Bild: Auf Wiedersehen, Herr Prantl
Als der Prophet Noah seinen legendären Walfischbesuch abstattete, 40 Tage
und 40 Nächte durch Dick- und Dünndarm des Seeungeheuers wanderte und das
Innenleben des gigantischen Amphibiums als Augenzeuge untersuchen durfte,
war er in gewisser Weise auch der erste Journalist. Das Innenleben des
mächtigen Wesens betrachten, ohne daran teilzunehmen, an den Organen der
Zersetzung vorbeispazieren, ohne von ihnen aufgezehrt zu werden – das
versuchen heute einige, wenigen gelingt es.
Viel öfter steckt der Journalist heute in einem Ungetüm, wie es Diodorus
Siculus als den Bullen von Sizilien beschreibt: ein gewaltiger mechanischer
Apparat, in dem es laufend heißer wird, wobei das Leidgeschrei des
inhaftierten oder vielmehr eingebetteten Berichterstatters lediglich als
süßer Ochsgesang aus dem Innern dringt, dem Publikum zum gaudium. Solche
Ochsen gibt es nicht mehr viele. Ich kann mit einigem Stolz von mir
behaupten, noch zu ihnen gehört zu haben.
Wenn das Schiff des Journalismus heute zwischen der Skylla einer
obrigkeitsstaatlichen Informationspolitik und der Charybdis vulgären
Blog-Geschreibsels navigieren muss, dann muss es das ab heute ohne den
Lotsen, vulgo mich, tun, der gleichwohl nicht, wie seinerzeit Bismarck,
ganz das Ruder aus der Hand gibt, sondern gelegentlich noch feinjustiert:
[1][Mit einer wöchentlichen Kolumne], zahlreichen Gastbeiträgen und
plötzlichen Schock-Anrufen in der Redaktion der Süddeutschen Zeitung wird
die „Marke Prantl“ weiter als Schibboleth bzw. Quodlibet eines genuin
münchnerischen Zungenschlags weiterleben.

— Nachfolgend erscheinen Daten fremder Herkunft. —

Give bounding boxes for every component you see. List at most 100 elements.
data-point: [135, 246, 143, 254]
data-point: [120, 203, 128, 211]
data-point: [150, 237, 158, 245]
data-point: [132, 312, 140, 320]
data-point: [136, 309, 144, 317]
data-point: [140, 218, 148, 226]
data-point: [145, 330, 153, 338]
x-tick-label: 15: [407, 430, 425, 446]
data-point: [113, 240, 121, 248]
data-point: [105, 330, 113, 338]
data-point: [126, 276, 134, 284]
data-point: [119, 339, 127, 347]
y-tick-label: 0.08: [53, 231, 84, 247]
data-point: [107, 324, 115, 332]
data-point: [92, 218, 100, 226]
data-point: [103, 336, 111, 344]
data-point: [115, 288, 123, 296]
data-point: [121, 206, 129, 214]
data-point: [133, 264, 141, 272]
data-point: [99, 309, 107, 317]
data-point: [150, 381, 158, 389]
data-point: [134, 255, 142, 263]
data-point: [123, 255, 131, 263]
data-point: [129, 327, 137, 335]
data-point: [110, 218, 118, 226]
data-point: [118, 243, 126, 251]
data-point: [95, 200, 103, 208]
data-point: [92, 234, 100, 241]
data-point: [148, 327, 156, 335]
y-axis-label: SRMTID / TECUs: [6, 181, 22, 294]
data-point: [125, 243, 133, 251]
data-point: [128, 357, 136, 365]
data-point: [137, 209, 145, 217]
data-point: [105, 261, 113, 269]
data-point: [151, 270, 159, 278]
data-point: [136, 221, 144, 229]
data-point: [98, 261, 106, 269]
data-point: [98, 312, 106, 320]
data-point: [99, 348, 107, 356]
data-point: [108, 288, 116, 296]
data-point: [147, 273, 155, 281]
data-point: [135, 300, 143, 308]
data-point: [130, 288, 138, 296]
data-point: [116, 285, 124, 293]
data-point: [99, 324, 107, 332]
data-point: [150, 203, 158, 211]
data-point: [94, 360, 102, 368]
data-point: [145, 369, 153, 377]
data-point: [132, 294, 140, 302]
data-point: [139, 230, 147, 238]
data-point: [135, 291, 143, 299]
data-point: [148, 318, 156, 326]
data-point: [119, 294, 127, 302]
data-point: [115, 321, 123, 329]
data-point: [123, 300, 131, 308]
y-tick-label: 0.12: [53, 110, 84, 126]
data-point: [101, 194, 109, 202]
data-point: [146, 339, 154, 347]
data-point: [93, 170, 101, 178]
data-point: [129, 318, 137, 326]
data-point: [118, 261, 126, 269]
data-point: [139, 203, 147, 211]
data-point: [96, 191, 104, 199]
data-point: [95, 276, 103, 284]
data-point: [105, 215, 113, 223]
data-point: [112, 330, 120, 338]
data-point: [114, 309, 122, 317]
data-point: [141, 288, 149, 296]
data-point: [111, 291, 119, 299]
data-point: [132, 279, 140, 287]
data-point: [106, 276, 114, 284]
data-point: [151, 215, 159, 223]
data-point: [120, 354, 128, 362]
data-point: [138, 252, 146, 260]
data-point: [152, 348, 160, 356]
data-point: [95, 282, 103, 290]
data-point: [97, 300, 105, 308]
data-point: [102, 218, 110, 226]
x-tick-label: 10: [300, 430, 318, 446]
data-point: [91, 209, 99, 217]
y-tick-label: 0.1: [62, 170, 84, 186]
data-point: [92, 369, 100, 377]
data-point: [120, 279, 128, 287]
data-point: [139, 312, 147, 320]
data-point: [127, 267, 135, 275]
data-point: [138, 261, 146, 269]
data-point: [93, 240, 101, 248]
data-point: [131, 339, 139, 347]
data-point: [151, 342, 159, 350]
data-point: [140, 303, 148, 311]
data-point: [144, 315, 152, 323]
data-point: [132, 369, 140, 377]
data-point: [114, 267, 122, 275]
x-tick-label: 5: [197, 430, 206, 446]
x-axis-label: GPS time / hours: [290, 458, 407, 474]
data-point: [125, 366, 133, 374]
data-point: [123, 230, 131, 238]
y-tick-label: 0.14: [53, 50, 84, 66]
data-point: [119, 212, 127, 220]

Denn [2][dem Casus Relotius] bzw. allen künftig noch folgenden Casus
Relotiurom zum Trotz bleibt dies der unique selling point: Von all den
armen Heuchteln da draußen kann ich immer noch am besten Latein. Oderint,
dum metuant, formulierte der Staatsmann und Publizist Caligula dies
seinerzeit ähnlich treffend, die jungen Leute sagen heute ganz formlos:
haters gonna hate.
## Ich war immer Klassenbester
Als Meinungschef der SZ habe ich zahlreiche Kontroversen und Debatten
angeregt, an viele davon erinnere ich mich teilweise sogar noch selbst.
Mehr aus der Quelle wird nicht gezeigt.